Grâce à ses voyages au Québec, où il donnait des conférences sur l’Ouest canadien ainsi qu’à ses messages diffusés à la radio à des émissions comme « le Réveil Rural », dix-sept familles l’ont suivi en Alberta en deux ans. Il a eu particulièrement du succès en Beauce. Son frère Adolphe l’a suivi avec sa famille ainsi que celle de sa sœur Anna et de son mari Sévère Champagne.
Mais voilà qu’il est temps de réaliser le grand projet qu’il caresse depuis trois ans, construire une nouvelle église à Saint-Édouard pour mieux servir la population catholique grandissante. En décembre 1954, il démissionna du poste d’aumônier de la J.A.C. ainsi que du poste qu’il occupait à l’Action catholique du diocèse de Saint-Paul. Il désire consacrer toutes ses énergies à planifier et réaliser cette construction. Une grande partie de son temps sera utilisée pour trouver le financement de ce beau projet. Il comptait pour beaucoup sur la générosité de la population québécoise.
À cette époque, le salaire de l’abbé Quirion était de 125.00 $ par mois. La majorité de cette somme servait à faire la charité au plus démuni.
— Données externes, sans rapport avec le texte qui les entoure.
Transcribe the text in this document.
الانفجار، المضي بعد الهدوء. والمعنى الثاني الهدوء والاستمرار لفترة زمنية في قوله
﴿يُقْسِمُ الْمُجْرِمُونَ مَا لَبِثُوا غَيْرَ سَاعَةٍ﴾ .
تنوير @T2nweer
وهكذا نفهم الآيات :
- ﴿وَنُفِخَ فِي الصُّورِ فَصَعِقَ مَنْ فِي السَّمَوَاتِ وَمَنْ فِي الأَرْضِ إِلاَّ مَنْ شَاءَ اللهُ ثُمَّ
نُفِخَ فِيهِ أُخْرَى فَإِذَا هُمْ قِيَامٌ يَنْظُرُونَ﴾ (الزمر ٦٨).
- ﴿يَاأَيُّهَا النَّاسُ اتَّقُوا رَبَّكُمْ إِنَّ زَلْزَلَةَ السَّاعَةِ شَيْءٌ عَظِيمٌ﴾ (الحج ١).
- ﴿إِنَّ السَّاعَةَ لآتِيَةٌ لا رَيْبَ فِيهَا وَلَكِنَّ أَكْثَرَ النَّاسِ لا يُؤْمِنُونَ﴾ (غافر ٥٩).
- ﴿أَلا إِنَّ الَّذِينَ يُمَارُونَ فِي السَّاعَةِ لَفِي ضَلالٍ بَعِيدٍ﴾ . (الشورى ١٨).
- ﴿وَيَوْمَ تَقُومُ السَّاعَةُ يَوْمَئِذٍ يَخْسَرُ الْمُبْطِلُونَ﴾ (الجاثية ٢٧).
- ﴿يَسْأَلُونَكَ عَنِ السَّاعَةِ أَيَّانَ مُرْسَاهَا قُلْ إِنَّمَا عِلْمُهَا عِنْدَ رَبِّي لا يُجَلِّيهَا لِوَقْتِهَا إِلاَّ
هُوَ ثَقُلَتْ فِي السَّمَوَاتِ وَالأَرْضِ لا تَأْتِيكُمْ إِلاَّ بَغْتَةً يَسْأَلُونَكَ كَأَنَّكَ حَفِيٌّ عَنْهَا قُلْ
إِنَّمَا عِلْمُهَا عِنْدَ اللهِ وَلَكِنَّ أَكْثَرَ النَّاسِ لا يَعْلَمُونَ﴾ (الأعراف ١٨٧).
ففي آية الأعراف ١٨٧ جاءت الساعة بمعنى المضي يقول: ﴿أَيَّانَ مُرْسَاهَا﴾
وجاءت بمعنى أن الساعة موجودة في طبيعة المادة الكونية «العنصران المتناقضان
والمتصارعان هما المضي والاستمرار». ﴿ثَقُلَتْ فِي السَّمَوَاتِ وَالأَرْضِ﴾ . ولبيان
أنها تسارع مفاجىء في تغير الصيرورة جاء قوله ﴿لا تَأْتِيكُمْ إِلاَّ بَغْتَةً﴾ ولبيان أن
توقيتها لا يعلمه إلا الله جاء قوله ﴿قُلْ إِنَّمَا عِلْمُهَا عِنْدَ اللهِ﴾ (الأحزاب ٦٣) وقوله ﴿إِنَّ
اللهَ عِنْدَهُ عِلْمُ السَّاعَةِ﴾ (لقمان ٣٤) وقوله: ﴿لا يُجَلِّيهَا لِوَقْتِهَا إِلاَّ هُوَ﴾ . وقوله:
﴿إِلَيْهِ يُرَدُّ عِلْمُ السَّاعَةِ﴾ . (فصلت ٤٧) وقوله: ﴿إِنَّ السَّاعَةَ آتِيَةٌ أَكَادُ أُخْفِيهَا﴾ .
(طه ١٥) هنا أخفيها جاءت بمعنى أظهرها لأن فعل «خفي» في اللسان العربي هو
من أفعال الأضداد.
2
Il n’avait, disait-il, besoin de rien pour lui-même, il vivait dans la pauvreté absolue se contentant de repas frugaux, au point que Mgr Baudoux dut intervenir pour exiger qu’il prenne au moins un repas complet par jour. Sa réputation de bonté et de générosité était tellement connue que les gens le surnommaient le saint Vincent de Paul de l’Ouest. Les anglophones le nommaient « The Penniless Priest », c’est-à-dire ‘Le Prêtre sans le sou’.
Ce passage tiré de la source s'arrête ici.